The downgrade rocked the company's share price, knocking $651 million off its market capitalisation.
Fletcher is overhauling how it bids for projects, the majority of which are at present fixed price and guaranteed.
Following a trading halt on Friday, Fletcher shares reopened on Monday and initially plunged 12%, or $1.12, to $8.10 on news of the downgrade. They traded up slightly yesterday, around $8.36.
The Fletcher plunge dragged the NZX50 down 1.4%, its largest one-day decline since October last year.
Fletcher's full-year earnings have now been reset at between $610 million and $650 million.
The $700 million Sky City development in Auckland, including the international convention centre, is thought to account for $55 million of the $110 million downgrade and the $300 million Justice Precinct in Christchurch is the other $55 million.
Craigs Investment Partners broker Peter McIntyre said in addition to the $55 million attributed to the Justice Precinct, there was also an earlier $31 million downgrade, with total losses for that project standing at $86 million.
''We think the downgrade is disappointing, given the company appeared to be certain the losses outlined at its first-half trading result were contained at about $31 million,'' he said.
However, there was ''some comfort'' in knowing the precinct was due for completion by the end of the year, he said.

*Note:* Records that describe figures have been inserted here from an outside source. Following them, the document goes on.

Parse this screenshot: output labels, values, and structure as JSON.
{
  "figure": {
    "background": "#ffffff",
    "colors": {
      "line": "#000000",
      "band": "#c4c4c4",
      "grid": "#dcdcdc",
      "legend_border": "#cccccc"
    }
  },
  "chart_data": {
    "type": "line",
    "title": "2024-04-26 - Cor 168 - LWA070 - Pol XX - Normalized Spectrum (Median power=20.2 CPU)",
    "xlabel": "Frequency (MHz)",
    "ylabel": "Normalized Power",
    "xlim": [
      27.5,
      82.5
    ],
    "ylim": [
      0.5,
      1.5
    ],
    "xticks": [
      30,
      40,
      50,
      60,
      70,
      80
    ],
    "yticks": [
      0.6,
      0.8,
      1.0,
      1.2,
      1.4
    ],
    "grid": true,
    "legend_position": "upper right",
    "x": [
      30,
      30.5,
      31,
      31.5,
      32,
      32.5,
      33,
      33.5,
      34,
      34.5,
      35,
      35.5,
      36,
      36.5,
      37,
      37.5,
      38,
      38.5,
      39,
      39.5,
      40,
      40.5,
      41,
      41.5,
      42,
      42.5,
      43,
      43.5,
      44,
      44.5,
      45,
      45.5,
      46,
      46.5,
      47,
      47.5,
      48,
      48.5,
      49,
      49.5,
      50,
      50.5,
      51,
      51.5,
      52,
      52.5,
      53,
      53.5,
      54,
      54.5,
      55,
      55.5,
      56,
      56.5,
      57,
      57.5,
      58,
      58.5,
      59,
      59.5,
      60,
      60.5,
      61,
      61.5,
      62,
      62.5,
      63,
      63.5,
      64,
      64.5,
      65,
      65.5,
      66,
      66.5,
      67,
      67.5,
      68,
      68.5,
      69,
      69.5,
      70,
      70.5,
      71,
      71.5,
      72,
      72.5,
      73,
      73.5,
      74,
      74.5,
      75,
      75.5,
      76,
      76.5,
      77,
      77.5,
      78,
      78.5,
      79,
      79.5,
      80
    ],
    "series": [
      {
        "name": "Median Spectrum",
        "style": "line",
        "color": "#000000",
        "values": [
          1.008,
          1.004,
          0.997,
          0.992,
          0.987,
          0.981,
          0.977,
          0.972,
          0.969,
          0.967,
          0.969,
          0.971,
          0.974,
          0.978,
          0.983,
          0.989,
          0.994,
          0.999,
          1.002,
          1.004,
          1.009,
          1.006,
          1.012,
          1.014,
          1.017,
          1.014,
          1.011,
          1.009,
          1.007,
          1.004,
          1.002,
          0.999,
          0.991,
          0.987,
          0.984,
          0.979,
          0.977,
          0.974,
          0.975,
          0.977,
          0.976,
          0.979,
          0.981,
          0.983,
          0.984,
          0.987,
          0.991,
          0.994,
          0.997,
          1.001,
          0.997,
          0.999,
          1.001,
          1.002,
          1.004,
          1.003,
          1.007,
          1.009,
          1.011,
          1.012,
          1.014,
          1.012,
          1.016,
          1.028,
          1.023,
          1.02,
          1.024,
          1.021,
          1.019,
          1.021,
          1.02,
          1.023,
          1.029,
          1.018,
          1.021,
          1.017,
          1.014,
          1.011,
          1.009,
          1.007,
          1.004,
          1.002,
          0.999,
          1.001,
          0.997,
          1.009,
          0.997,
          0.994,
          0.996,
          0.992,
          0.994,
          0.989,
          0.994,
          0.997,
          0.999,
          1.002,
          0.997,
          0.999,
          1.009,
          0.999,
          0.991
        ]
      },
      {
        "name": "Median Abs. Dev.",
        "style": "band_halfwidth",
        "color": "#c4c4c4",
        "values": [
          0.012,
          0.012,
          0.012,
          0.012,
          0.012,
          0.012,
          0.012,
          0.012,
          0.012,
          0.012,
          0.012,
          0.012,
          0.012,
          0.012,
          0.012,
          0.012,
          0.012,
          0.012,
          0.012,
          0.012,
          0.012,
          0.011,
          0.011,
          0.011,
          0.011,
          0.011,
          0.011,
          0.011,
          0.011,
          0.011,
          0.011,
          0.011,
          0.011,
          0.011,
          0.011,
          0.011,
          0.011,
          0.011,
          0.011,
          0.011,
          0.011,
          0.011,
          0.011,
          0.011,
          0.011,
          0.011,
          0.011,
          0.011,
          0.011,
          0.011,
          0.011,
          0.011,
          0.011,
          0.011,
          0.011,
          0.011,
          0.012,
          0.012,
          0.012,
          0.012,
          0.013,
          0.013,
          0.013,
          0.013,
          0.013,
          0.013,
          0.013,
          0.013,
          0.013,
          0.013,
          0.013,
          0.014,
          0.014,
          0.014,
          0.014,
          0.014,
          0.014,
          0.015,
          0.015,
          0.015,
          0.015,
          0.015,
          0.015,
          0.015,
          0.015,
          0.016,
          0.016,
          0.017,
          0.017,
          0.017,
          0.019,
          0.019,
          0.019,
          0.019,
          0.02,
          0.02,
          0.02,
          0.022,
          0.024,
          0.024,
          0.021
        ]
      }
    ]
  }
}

Craigs had cut its underlying after-tax profit forecast for Fletcher's current full year by 20% to $387 million, and for the following year by 11% to $469 million.
Despite the share-price plunge, Mr McIntyre believed the level of risk had now been priced in and Craigs maintained a ''buy'' recommendation on Fletcher stock.
Mr McIntyre noted Fletcher management had also outlined that in full-year 2018 there would be a further negative impact of around $10 million, probably related to cost overruns on the Sky City project.
He said key risks for Fletcher included any escalation in costs, a prolonged downturn in the New Zealand or Australian housing markets, and any weakening in demand or pricing in the commercial or infrastructure sectors.
Fletcher's building and interiors division represents $1.5 billion of the overall construction divisions' $2.7 billion backlog of work.
''All but one of Fletcher's major projects at present under way in buildings and interiors is a fixed price, guaranteed contract,'' he said.
Mr McIntyre said Fletcher management had noted more stringent processes had been put in place around bidding and contract management, with an expectation of a shift towards more infrastructure projects.
''The bidding criteria for major construction projects has become more stringent, including upfront budgeting, more in-depth consideration around the nature of the contract, the client and the balance of risk and reward,'' Mr McIntyre said.
Employee changes include appointment of a chief operating officer of construction, a new head of risk and governance and a new general manager of building and interiors.
Based on the downgrade, Mr McIntyre said Fletcher expected its debt-to-equity ratio to be around 34% at the end of full-year 2017.
While Fletcher management had not provided a copy of its banking covenant, management had said the company was ''comfortably'' within banking covenants and target debt metrics, he said.